Keeping a Petty Cash Fund for a Small Business

To keep track of all expenses related to your home-based or small business, it is necessary to keep track of the minor day-to-day expenses you pay in cash, as well as the costs you pay by check or bank transfer.  Minor cash expenses add up over time, and it will be essential to know what they are to record them on your books, control them, and also to be able to deduct these expenses for income tax purposes.  Rather than paying these expenses out of your funds, it may be more convenient to have a petty cash fund.

Types of Petty Cash Expenses

The use of debit and credit cards may be rapidly replacing and eliminating cash transactions, but there are still several types of minor expenses that are more convenient to pay by cash, or which you may prefer to pay by cash.  These could include postage, office supplies, minor repairs, tips, gas for your vehicle, parking, and tolls, and public transportation fares, among others.

Advantages of Using a Petty Cash Fund

The benefits of using a petty cash fund for business-related expenses include the following:

  1. You can separate business expenses from personal expenses.
  2. A petty cash procedure provides an easy way to record minor cash expenses on your business books.
  3. You will have the receipts to take tax deductions for these minor expenses.
  4. The petty cash procedure will allow you to keep documentation of these expenses together in one place.
  5. When you know where you are spending cash, you will be in a better position to control it.

Petty Cash Fund Procedure

Setting Up a Petty Cash Fund

A petty cash fund is a certain amount of money, in cash, that is set aside specifically to pay for minor business expenses.  In a home-based business, you would operate the petty cash fund yourself.  In a small business with more than one person, the petty cash fund would be assigned to a single person who is responsible for holding the fund, handing out cash as necessary, and keeping records of disbursements.  The amount of the petty cash fund will depend on the nature of the business – how many cash disbursements are made, for how much, and how often.  The idea is to have sufficient cash in the petty cash fund to cover minor expenses over a specified period, for example, a month.
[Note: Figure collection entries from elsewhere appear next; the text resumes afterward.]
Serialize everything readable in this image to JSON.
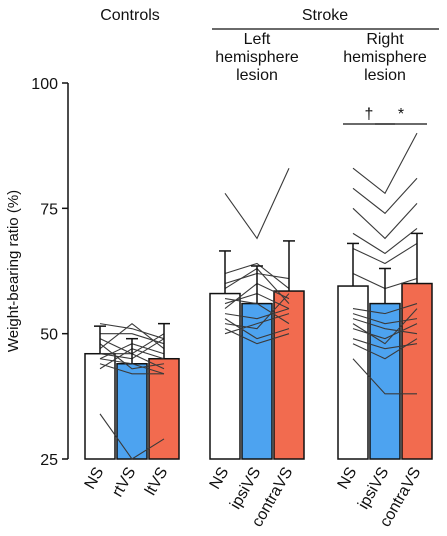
{
  "chart_data": {
    "type": "bar",
    "title": "",
    "ylabel": "Weight-bearing ratio (%)",
    "ylim": [
      25,
      100
    ],
    "yticks": [
      25,
      50,
      75,
      100
    ],
    "colors": {
      "NS": "#ffffff",
      "ipsi": "#4da3f0",
      "contra": "#f26b4f"
    },
    "header": {
      "controls": "Controls",
      "stroke": "Stroke"
    },
    "groups": [
      {
        "name": "Controls",
        "label_lines": [],
        "categories": [
          "NS",
          "rtVS",
          "ltVS"
        ],
        "means": [
          46,
          44,
          45
        ],
        "sd": [
          5.5,
          5.0,
          7.0
        ],
        "subjects": [
          [
            43,
            47,
            45
          ],
          [
            45,
            48,
            46
          ],
          [
            46,
            45,
            49
          ],
          [
            47,
            52,
            47
          ],
          [
            49,
            46,
            43
          ],
          [
            50,
            50,
            48
          ],
          [
            52,
            51,
            49
          ],
          [
            48,
            43,
            44
          ],
          [
            44,
            42,
            42
          ],
          [
            46,
            46,
            50
          ],
          [
            34,
            25,
            29
          ],
          [
            45,
            44,
            42
          ]
        ]
      },
      {
        "name": "Left hemisphere lesion",
        "label_lines": [
          "Left",
          "hemisphere",
          "lesion"
        ],
        "categories": [
          "NS",
          "ipsiVS",
          "contraVS"
        ],
        "means": [
          58,
          56,
          58.5
        ],
        "sd": [
          8.5,
          7.5,
          10.0
        ],
        "subjects": [
          [
            78,
            69,
            83
          ],
          [
            60,
            62,
            61
          ],
          [
            62,
            64,
            59
          ],
          [
            56,
            58,
            55
          ],
          [
            57,
            56,
            52
          ],
          [
            54,
            53,
            55
          ],
          [
            52,
            51,
            58
          ],
          [
            53,
            49,
            51
          ],
          [
            51,
            48,
            50
          ],
          [
            55,
            60,
            57
          ],
          [
            59,
            63,
            56
          ],
          [
            50,
            52,
            54
          ]
        ]
      },
      {
        "name": "Right hemisphere lesion",
        "label_lines": [
          "Right",
          "hemisphere",
          "lesion"
        ],
        "categories": [
          "NS",
          "ipsiVS",
          "contraVS"
        ],
        "means": [
          59.5,
          56,
          60
        ],
        "sd": [
          8.5,
          7.0,
          10.0
        ],
        "subjects": [
          [
            83,
            78,
            90
          ],
          [
            79,
            74,
            81
          ],
          [
            75,
            69,
            76
          ],
          [
            70,
            66,
            71
          ],
          [
            67,
            64,
            68
          ],
          [
            62,
            59,
            61
          ],
          [
            55,
            54,
            56
          ],
          [
            54,
            52,
            53
          ],
          [
            53,
            51,
            50
          ],
          [
            52,
            48,
            55
          ],
          [
            51,
            49,
            52
          ],
          [
            49,
            47,
            48
          ],
          [
            48,
            45,
            49
          ],
          [
            45,
            38,
            38
          ]
        ]
      }
    ],
    "significance": [
      {
        "group": 2,
        "from": 0,
        "to": 1,
        "label": "†"
      },
      {
        "group": 2,
        "from": 1,
        "to": 2,
        "label": "*"
      }
    ]
  }
}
The petty cash fund is initially set up by drawing a check to cash or made out to the person who will be responsible for the fund, called the custodian, for the pre-defined amount.  You need to record this check on the general ledger in a separate account called Petty Cash.  The fund custodian then cashes this check and put the cash in a small cash box, locked desk drawer, or another safe place.

Using the Petty Cash Fund

The procedures for handling a petty cash fund are quite simple and generally work as follows:

  1. Each time cash is needed to run an errand, make a purchase, or pay some minor expense, the petty cash fund custodian hands out the amount of money requested and places a voucher in the cash box stating the name of the person, date and amount.  The coupon can be a simple slip of paper, and if you as the business owner are operating the petty cash fund yourself, the voucher would be a reminder for you.
  2. When the person who requested the petty cash returns, he or she gives the petty cash custodian the receipt and the difference between the amount of cash required and the actual amount spent, per the receipt, is settled with the person.  The change is returned to the petty cash fund if the actual expense was less than the amount requested, or if you take the cash out of the petty cash fund to reimburse the person for the difference if the actual expense was more than the amount requested.  Here again, if you are the owner and are handling the fund, you would do this yourself.
  3. At any given time, the total of cash, receipts, and vouchers pending receipts in the cash box should equal the total petty cash fund amount.

Replenishing the Petty Cash Fund

The original amount of the petty cash fund remained fixed.  As you disburse the cash, it is periodically replaced to return the amount of petty cash fund to the original fund balance.

  1. When the petty cash fund custodian sees that the cash balance is getting low, he or she prepares a petty cash replenishment request, attaching the receipts from the cash box and then you should indicate the expense in general ledger account.  A standard format could be set up for this petty cash replenishment report.
  2. A check is then made out to the custodian for the amount required to replenish the petty cash fund, and you record the expenses.
  3. The custodian (or you as the owner) cashes the check, puts the cash back in the safe or cash box, and the petty cash fund returns to its original amount.